An insider threat is a cybersecurity risk that originates from within an organization. It refers to the threat that an insider, such as an employee, former employee, contractor, vendor, or partner, will use their authorized access, intentionally or unintentionally, to do harm to the organizations mission, resources, personnel, facilities, information, equipment, networks, or systems. Insider threats can manifest in various ways, including violence, espionage, sabotage, theft, and cyber acts. There are three types of insider threats:

• Malicious insiders: These are people who take advantage of their access to inflict harm on an organization. They may attempt to steal property or information for personal gain or to benefit another organization or country. They may also plant malware or tamper with files or applications to disrupt business operations or leak sensitive data.

• Negligent insiders: These are people who make errors and disregard policies, which place their organizations at risk.

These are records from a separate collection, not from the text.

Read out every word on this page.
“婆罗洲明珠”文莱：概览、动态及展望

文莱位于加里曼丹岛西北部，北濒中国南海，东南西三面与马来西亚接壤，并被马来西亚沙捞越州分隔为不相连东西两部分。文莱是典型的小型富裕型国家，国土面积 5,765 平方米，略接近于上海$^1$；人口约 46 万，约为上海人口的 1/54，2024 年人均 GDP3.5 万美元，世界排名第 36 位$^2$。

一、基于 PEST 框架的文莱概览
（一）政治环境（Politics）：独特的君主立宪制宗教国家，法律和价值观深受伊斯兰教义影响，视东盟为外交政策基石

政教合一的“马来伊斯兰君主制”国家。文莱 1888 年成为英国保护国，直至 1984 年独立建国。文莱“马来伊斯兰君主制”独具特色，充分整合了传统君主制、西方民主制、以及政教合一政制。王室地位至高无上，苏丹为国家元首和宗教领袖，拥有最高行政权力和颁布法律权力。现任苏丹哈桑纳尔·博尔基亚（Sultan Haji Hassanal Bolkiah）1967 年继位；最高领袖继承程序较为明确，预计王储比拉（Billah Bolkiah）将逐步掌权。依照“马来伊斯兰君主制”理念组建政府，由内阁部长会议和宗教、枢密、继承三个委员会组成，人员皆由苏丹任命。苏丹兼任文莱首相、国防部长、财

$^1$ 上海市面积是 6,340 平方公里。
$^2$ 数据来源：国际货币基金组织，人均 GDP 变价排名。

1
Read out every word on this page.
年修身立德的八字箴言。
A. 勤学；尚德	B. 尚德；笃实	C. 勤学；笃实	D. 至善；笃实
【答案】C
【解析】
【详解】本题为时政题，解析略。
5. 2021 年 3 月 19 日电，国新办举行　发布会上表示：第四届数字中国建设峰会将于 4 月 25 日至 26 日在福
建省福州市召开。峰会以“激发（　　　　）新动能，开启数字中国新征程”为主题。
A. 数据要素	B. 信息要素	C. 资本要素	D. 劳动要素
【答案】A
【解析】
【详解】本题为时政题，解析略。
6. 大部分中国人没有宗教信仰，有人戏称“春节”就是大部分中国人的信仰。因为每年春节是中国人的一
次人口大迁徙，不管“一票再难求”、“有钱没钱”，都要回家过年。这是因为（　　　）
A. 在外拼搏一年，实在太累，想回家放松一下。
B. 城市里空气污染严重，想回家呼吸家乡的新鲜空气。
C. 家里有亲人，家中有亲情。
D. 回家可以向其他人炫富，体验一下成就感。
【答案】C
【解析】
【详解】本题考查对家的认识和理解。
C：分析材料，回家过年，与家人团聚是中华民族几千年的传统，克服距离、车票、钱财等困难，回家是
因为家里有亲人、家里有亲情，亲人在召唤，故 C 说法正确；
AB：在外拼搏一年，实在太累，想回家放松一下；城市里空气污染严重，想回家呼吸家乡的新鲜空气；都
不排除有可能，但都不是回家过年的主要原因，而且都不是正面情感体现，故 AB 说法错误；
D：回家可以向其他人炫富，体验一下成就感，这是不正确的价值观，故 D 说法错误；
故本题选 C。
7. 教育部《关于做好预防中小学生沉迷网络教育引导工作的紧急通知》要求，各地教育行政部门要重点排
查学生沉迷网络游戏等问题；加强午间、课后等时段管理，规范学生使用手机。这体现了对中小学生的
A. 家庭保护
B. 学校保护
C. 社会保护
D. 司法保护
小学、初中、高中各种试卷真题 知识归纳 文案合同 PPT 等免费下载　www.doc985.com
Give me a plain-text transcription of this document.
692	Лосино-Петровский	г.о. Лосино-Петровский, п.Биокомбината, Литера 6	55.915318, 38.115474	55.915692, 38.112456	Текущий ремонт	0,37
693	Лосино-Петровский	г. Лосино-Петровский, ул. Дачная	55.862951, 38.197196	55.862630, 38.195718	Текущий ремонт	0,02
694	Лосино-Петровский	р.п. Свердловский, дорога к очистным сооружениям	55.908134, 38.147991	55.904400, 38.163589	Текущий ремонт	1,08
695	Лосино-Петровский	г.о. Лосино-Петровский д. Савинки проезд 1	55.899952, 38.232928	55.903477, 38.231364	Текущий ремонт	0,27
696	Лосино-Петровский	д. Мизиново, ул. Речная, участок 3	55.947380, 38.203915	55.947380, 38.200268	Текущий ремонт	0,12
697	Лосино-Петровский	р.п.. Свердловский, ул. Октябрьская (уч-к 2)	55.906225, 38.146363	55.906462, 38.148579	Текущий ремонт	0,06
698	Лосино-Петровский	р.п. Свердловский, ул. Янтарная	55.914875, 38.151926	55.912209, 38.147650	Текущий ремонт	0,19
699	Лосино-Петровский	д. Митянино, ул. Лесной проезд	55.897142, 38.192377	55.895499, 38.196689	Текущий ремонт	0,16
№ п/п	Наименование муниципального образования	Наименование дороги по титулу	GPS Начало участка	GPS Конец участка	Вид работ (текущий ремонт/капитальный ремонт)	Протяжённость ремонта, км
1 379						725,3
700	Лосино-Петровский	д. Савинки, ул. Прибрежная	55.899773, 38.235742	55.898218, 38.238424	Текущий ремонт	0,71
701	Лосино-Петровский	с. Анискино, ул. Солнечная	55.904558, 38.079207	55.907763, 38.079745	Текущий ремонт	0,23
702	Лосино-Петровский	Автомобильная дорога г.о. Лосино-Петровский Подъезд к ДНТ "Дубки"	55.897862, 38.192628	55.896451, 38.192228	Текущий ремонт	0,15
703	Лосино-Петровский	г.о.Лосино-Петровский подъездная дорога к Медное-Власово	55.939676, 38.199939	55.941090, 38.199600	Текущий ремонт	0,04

They may fall for phishing attacks, bypass security controls to save time, lose a laptop that a cybercriminal can use to access the organizations network, or email sensitive information to individuals outside the organization.

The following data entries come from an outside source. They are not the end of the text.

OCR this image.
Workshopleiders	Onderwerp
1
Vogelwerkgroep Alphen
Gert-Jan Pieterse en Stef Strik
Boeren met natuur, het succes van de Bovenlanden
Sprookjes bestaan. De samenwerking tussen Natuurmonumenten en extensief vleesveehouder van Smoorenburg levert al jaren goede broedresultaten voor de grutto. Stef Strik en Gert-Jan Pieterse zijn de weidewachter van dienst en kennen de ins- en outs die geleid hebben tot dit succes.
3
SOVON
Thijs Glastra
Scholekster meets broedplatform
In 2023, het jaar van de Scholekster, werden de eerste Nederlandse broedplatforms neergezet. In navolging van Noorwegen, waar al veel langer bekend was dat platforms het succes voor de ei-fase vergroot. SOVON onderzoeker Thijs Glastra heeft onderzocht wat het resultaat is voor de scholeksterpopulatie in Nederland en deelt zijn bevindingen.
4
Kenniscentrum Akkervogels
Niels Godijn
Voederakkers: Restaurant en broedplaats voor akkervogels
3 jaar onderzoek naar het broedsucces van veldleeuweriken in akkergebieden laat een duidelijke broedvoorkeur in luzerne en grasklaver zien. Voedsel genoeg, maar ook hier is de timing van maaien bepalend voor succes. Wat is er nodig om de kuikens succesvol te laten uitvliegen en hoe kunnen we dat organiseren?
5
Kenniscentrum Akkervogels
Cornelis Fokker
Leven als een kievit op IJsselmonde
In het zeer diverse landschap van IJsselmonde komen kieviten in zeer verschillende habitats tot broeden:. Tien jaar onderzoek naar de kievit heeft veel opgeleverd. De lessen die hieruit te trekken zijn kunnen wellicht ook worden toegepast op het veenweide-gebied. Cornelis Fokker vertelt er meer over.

• Infiltrators: These are external actors who obtain legitimate access credentials without authorization.

Insider threat is an active area of research in academia and government. Insider threats are the cause of most data breaches, and traditional cybersecurity strategies, policies, procedures, and systems often focus on external threats, leaving the organization vulnerable to attacks from within. Careless insider security threats occur inadvertently and are often the result of human error, poor judgment, or convenience. The primary focus of insider threat programs is to prevent deliberate and intended actions such as malicious exploitation, theft, or destruction of data or the compromise of networks, communications, or other information technology resources.